Bölge olabildiğince dağlardan oluşur:
Haiti topraklarına ayak bastığınız andan itibaren kendinizi ya bir dağın üzerinde bulacaksınız ya da bir dağa bakıyor olacaksınız. Ada sınırlarının neredeyse tamamı sıradağlardan oluşur. Aslında Haiti kelimesi yerlilerin konuştuğu Taino dilinde dağlık arazi anlamına gelmektedir. Bu nedenle bölgeye giden turistlerin en çok katıldığı aktivitelerden biri de uzun dağ yürüyüşleri yapmaktır.
Her zaman Haiti’de yaz:
Tropikal iklim kuşağında yer alan Haiti’ye yılın hangi döneminde giderseniz gidin yaz mevsimiyle karşılaşacaksınız. En soğuk havalarda bile hava biraz soğuyor, Bu nedenle ülkenin kıyıları yılın her döneminde dünyanın birçok farklı noktasından turist çekmektedir. Labadee, Arcadins ve Ance Blanche gibi dünyaca ünlü plajlar da bembeyaz kumlarıyla öne çıkıyor.

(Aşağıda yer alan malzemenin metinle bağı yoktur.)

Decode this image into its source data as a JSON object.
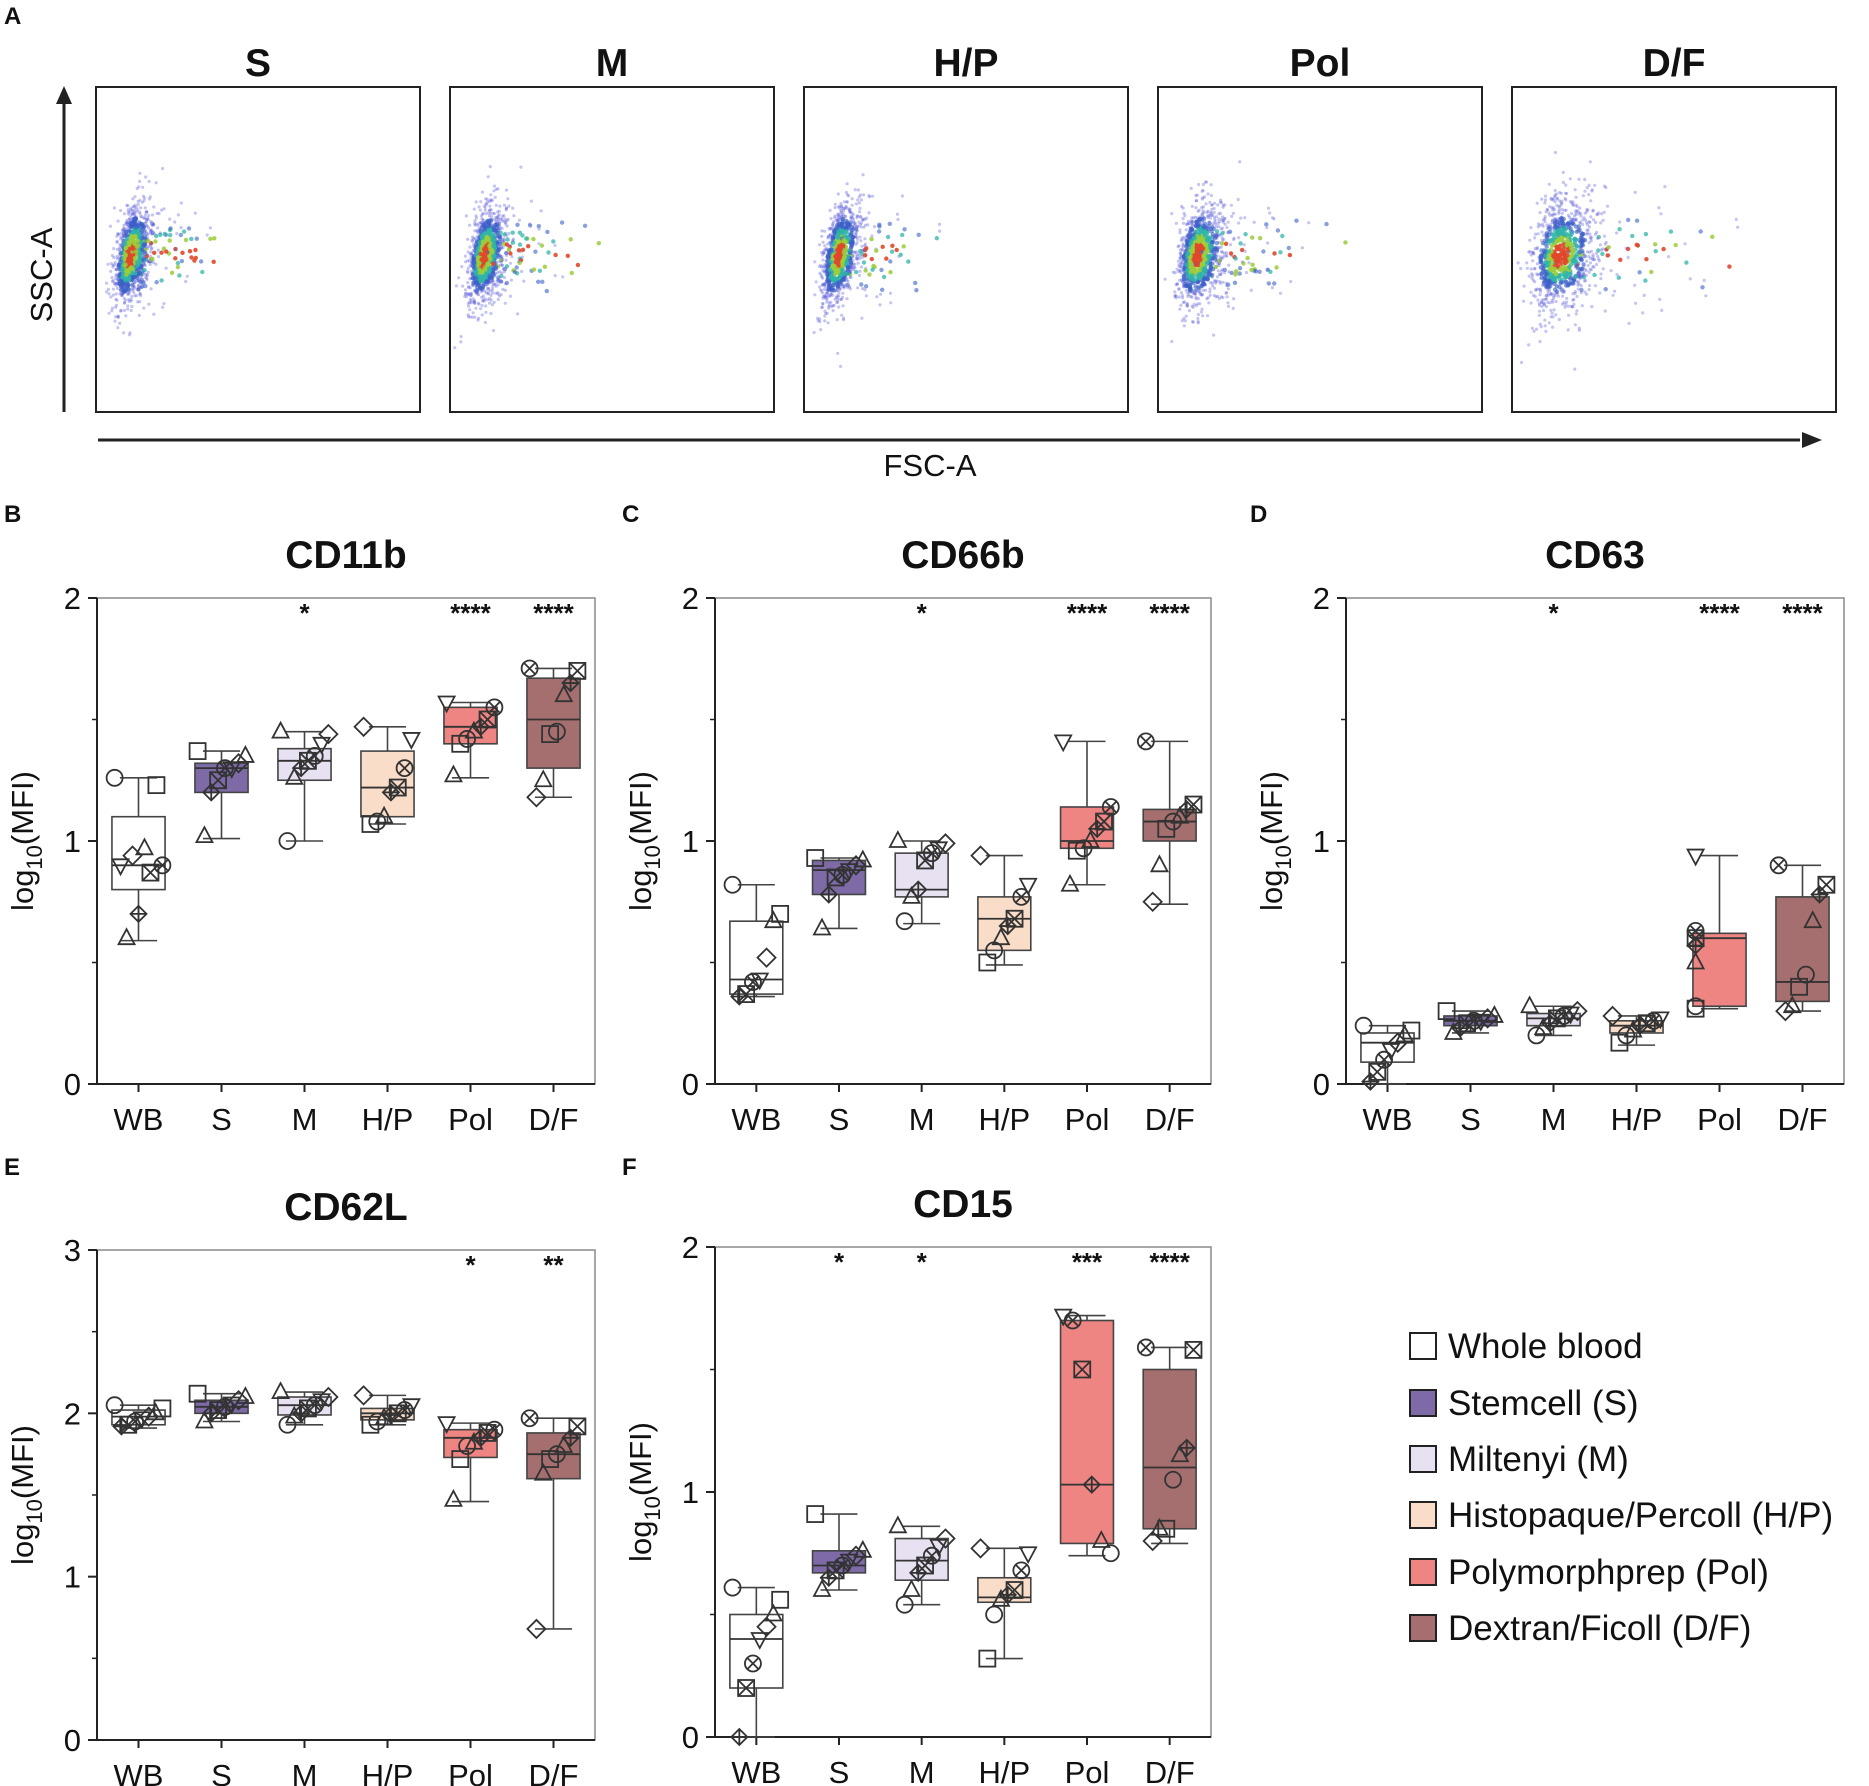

Karayipler’deki en derin mağara Haiti’dedir:
Karayip Denizi’ndeki adalar dağlık bir yapıya sahiptir ancak Haiti hariç mağaralar açısından çok güçlü değildirler. Sıradağlarla kaplı Haiti’nin altında birçok mağara var. Bunlardan biri Grotte Marie Jeanne mağarasıdır. dört kilometre uzunluğunda Karayipler’deki en derin mağaradır. Mağara en bilinen turistik yerlerden biridir.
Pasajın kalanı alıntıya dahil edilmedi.